Зимой случаются в песках губительные ураганы, со снегом, с холодным ветром огромной силы. Такой буран застиг наши отары к концу второй зимы. Самое трудное в этом случае — удержать овец. В ужасе бросаются они всей массой бежать, куда гонит ветер. Надеются, глупые, спастись и находят себе верную гибель в снегу, без корма… Чабаны и подпаски стараются их остановить, согнать в безопасное место. Но всегда бывает — хоть несколько штук, десятка два-три, непременно отобьются, заблудятся, волкам попадутся в зубы.

Неожиданно в полдень стал дуть ураганный ветер; полетели белые хлопья. Успели мы немалую часть отары сразу же направить в загоны. Меред остался стеречь, а мы с Гельды и двумя псами принялись ловить остальных овец. До вечера бегали по барханам, в глубоком снегу. У меня драный халат горячим потом насквозь пропитался, ног не чую от усталости. Не помню, как оказался на стане, спать повалился у костра.

А Гельды лишь наутро отыскали наши собаки — в сугробе, уже закоченелого.

Дождался я теплых дней и ушел куда глаза глядят, даже не обернулся на прощанье. Три дня пробирался песками в стороне от аулов, стараясь не попадаться людям на глаза. Хлеба на дорогу припас, голод меня не мучил.

Потом, когда оказался на порядочном расстоянии от прежнего места, свернул к реке. Вскоре показалась переправа. Я решил перебраться на другой берег — все-таки безопаснее, да и побродить мне хотелось, побольше увидеть нового.

Так и сделал. Попросился перевезти меня бесплатно; к счастью, паромщики оказались людьми нежадными. На другом берегу зашагал уже открыто, по большой дороге. А дальше опять в ауле переправа, снова вернулся на правый берег. Отдохнул, иду. К вечеру добрался до многолюдного аула, с базаром. Но только базар уже закрылся. Я не осмелился идти ночевать в чайхану, стоял посреди пустого базара, и вдруг — сам не знаю почему — кинулся вслед за единственным проезжим, который спешил домой верхом на ишаке:

— Дяденька… Нельзя ли у вас переночевать?

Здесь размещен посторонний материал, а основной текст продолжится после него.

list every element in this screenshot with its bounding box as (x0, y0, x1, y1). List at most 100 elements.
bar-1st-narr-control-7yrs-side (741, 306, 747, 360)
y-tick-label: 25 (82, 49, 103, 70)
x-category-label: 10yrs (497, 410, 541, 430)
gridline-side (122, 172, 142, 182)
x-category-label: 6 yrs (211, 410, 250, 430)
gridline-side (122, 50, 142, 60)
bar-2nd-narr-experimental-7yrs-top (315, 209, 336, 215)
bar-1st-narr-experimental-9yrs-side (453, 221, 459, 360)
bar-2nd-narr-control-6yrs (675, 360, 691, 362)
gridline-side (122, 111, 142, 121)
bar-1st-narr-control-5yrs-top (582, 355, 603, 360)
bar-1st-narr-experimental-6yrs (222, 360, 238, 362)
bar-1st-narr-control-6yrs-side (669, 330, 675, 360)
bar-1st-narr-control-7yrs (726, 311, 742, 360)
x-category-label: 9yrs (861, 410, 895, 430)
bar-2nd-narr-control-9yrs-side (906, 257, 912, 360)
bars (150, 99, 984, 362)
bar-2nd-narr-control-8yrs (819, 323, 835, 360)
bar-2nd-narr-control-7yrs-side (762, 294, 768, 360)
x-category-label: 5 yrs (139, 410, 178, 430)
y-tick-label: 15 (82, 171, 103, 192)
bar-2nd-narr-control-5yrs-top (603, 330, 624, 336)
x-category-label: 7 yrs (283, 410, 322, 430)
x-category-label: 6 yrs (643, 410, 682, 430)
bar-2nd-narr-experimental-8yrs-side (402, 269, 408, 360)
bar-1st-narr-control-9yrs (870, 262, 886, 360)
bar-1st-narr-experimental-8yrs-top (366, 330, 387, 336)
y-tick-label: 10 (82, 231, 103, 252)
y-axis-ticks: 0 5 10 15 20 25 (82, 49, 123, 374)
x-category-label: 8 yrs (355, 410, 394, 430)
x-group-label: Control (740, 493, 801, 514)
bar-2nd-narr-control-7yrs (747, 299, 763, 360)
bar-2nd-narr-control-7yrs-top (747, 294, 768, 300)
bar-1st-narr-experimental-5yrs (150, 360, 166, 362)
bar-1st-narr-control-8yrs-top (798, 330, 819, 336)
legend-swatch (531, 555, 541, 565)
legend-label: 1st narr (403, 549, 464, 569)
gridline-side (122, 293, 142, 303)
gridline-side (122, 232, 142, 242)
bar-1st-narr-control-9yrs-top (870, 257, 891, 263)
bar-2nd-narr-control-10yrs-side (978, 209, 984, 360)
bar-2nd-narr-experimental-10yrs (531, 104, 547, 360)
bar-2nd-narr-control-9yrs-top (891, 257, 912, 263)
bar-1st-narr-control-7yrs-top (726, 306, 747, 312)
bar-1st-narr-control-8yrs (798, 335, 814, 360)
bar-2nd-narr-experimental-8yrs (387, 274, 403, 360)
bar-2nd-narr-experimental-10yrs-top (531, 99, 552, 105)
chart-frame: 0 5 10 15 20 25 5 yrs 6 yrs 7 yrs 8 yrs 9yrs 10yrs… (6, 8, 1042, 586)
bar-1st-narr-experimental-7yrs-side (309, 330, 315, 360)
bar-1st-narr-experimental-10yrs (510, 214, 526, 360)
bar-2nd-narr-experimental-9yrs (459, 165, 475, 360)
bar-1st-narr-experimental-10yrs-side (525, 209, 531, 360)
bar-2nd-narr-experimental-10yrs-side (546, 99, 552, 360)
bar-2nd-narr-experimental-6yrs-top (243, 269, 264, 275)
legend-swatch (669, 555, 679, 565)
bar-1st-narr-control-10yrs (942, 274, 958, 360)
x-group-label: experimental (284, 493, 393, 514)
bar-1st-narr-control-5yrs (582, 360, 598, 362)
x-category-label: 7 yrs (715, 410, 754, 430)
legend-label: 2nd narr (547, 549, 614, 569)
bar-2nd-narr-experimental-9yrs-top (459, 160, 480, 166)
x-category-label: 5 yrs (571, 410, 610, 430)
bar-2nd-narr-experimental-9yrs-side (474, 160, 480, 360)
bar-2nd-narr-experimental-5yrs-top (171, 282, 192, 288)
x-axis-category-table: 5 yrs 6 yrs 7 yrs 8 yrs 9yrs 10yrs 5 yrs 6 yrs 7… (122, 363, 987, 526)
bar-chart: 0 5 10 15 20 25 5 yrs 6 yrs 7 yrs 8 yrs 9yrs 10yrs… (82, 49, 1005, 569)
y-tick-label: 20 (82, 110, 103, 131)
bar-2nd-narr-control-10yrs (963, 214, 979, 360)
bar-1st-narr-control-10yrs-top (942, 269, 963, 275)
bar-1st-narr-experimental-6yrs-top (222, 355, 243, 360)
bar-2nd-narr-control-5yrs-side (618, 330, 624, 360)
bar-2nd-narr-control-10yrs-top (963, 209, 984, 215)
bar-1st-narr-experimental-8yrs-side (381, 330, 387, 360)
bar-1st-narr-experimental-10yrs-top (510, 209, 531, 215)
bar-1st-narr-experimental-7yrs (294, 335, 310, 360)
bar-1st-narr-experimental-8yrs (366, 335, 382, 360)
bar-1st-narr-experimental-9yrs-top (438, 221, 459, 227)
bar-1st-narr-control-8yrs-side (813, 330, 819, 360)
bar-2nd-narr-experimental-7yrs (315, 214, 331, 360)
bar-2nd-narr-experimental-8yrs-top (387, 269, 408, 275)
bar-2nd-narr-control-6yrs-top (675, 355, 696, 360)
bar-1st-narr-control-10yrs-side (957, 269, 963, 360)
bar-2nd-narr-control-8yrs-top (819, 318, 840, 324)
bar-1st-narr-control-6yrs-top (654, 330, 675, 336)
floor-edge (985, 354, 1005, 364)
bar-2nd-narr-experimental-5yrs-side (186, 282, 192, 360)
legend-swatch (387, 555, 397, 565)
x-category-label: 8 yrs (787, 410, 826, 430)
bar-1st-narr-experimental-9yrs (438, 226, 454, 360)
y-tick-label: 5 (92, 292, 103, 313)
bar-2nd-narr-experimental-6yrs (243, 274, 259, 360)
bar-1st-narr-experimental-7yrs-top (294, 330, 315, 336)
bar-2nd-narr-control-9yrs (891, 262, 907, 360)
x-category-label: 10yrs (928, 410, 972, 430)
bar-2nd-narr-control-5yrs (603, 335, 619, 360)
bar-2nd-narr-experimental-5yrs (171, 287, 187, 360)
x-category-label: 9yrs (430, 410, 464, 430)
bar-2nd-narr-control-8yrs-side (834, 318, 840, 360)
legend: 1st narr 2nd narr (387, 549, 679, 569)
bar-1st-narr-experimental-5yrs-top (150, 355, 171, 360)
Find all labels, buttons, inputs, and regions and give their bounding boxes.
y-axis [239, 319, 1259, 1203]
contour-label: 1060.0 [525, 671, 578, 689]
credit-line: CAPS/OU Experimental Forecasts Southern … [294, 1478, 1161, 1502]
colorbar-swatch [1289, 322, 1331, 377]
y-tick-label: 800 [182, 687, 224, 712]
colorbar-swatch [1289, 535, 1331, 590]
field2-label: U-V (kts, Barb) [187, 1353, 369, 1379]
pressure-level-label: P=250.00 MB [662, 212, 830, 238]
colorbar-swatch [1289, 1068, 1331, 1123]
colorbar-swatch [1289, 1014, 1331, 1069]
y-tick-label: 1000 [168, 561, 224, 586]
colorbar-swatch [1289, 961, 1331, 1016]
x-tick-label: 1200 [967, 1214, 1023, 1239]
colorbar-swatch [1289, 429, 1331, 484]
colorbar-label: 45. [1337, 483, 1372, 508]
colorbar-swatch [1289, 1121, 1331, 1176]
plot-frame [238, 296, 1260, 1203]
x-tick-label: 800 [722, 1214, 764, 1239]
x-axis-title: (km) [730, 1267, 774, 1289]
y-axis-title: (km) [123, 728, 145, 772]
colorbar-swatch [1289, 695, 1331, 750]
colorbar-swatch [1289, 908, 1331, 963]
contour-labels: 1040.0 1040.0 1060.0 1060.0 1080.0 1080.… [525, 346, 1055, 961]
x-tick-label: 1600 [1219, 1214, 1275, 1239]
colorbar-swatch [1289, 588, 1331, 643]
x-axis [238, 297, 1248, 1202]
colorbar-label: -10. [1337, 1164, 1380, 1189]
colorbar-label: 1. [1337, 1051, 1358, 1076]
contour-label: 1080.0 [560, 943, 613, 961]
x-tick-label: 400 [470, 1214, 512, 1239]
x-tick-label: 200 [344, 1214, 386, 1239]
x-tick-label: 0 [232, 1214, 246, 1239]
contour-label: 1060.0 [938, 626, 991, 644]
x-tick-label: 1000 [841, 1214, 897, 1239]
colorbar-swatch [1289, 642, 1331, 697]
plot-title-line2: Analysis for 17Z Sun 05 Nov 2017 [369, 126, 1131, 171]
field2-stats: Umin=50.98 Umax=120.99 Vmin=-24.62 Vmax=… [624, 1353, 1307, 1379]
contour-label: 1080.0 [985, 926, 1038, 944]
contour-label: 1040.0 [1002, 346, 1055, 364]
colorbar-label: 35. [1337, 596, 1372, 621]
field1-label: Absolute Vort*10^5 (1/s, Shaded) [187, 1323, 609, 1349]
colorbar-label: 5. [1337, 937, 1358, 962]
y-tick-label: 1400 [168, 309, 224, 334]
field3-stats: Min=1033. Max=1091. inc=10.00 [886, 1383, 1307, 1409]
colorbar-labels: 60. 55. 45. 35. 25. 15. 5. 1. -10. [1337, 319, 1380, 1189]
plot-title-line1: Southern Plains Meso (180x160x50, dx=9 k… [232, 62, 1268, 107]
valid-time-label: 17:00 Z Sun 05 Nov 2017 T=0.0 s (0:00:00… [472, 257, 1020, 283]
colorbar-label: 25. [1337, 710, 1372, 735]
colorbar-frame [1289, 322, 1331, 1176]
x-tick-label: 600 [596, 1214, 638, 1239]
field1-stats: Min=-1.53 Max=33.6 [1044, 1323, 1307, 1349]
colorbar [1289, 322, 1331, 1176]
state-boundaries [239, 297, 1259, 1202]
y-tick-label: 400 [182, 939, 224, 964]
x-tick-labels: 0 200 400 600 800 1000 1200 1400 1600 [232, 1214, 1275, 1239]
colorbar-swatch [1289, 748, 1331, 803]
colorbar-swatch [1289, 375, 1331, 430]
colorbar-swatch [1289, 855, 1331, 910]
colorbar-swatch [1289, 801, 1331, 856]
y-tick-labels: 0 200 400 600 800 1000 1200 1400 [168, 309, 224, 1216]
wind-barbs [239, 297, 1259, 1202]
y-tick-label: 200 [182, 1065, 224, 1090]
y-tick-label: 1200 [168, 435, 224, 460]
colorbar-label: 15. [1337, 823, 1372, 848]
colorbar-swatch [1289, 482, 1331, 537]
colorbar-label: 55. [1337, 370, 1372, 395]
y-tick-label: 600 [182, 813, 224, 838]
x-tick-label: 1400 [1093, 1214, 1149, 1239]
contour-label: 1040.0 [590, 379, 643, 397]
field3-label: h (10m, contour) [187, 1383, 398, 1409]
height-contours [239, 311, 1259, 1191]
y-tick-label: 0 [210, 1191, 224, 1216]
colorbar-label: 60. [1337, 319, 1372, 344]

Человек остановился, оглядел меня, а я — его. Это был средних лет дайханин, по виду небогатый.

— А ты кто? — спросил он, и голос показался мне приветливым.

— Поденщик я. В одном месте рассчитался, снова иду работы. Сам нездешний…

….— Что же… — незнакомец помедлил. — Может, у меня поработаешь? Сын у меня болеет, а время весеннее…

Человек этот мне чем-то нравился, и я тотчас согласился. Работа оказалась тяжелой да и непривычной — землю ведь я никогда прежде не пахал; платил хозяин тоже не особенно щедро. Сам был только что не бедняк. Жилось, однако, мне у него совсем неплохо; он был человек незлобивый, кроткий. Решил я здесь немного отдохнуть, денег заработать, а потом все-таки податься в родные места. Но не сбылись мои мечты…

Однажды (недели три уже миновало) я с хозяином работал на поле неподалеку от переправы через арык. Сюда обычно ходили по воду женщины со всего аула. Ходили всего по одной, по две-три, а тут явились девушки целой гурьбой. И в первый же миг заметил я среди них одну; была она чуть повыше всех остальных, потому, наверное, и приметить оказалось легко. А как приметил да еще раз глянул, вижу: красавица такая, что и не описать… Разом и навек завладела она моим сердцем. Шестнадцать ей тогда исполнилось… В тот раз и она заметила, что глазею я на нее, забыв про все на свете. А неделю спустя вновь мы с ней увиделись издалека — на свадьбе. Тут уж глазами все сумели друг другу сказать. Понял я: нет мне жизни без этой девушки, в ней — моя судьба. Забыл и думать о том, чтобы отправиться в родные края. Разузнал, чья она дочь. Оказалось: дочь данханина по имени Анна; у него земли — кошмой покрыть можно, и на дворе всего один старый ишак. А мне — хоть бы что? Сваху нанять мне было не по средствам, и я решил сам отправиться в дом к моей избраннице, переговорить в открытую с ее отцом. Так и сделал, собравшись с духом, выбрал момент, когда старик оказался дома, явился и все ему выложил.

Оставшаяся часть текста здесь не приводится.